Is it possible that there’s a synchronisation deadlock ? The tablets try to synchronize mulitple program stage instances but linked to the same tracked entity instance ?
or does the user have too much “trackentityinstances” ?
the “updates” and “inserts” of trackedentityinstance seem to last way too long and seem to deadlock
I’ve tcpdumped the network and extracted the body with wireshark,
I’m now able to reproduce that on my server with a curl (without the mobile app).
The payload “looks” trivial in number of instances :
14 trackedEntityInstances
14 enrollment
135 events (so around 10 per entity)
As the nginx logs suggest the request get a http 504 timeout.
The command is run enough you get the symptom where dhis2 looks dead.
I don’t see the dead lock now, but tons of sql running, so assume the “post” ended up in a previous curl. So dhis2 do a lot of select to verify the data matches and conclude nothing should be updated.
but not reaching to that conclusion within 1 minute.
So the user receive “synchronisation” didn’t work but dhis2 is continuing the report… press again “synchronise”… and so on and kills the server or deadlock them self.
does someone can share their numbers ?
what is the biggest tracker ?
should users really be limited to one orgunit to keep this performant ?

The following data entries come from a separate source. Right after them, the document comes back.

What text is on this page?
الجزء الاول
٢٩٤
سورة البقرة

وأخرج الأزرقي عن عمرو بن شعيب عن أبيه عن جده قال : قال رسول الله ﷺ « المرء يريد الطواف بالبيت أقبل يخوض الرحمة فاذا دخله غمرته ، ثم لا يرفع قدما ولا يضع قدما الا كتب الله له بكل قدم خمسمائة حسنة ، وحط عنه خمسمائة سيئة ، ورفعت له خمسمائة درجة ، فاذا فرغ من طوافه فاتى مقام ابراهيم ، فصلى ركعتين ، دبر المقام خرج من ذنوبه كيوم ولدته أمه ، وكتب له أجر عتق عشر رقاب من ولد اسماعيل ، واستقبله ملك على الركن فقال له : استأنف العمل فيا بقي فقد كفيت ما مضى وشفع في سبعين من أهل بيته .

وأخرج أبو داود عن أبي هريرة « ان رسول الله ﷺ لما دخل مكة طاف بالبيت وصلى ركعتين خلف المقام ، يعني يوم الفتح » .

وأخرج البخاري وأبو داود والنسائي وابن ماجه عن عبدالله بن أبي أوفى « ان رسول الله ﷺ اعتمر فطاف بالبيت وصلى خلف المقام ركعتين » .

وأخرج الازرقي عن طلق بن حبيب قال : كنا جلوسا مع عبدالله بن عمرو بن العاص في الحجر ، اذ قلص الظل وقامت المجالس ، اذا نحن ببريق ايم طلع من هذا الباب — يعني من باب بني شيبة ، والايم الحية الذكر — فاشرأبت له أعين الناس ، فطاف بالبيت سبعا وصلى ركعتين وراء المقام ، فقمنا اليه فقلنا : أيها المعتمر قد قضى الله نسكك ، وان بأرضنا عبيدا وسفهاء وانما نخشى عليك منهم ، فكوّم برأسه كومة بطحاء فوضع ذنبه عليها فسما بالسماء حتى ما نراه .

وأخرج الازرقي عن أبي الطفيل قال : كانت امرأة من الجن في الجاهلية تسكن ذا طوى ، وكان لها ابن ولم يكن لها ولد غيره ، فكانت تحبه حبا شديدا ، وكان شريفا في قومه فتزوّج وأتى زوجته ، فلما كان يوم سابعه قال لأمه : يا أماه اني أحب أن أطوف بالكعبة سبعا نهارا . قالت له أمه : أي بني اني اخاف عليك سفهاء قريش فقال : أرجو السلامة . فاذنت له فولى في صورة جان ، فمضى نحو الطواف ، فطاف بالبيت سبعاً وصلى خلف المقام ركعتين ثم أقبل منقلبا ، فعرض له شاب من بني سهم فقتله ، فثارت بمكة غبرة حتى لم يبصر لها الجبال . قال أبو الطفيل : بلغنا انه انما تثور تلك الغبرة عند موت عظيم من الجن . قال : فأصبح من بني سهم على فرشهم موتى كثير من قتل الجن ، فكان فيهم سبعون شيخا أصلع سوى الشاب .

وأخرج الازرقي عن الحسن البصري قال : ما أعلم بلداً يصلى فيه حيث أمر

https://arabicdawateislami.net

does upgrading dhis2 will save the project ?
We’ve tracked this down to the java side doing too much, my hypothesis is that it opens a db transaction but never closes it because it can’t finish on the java side quick enough and just gets swamped with requests and db locks.
We’ve “fixed” this by upgrading our server to have more CPU available, which seems to help a lot, but this will not scale endlessly.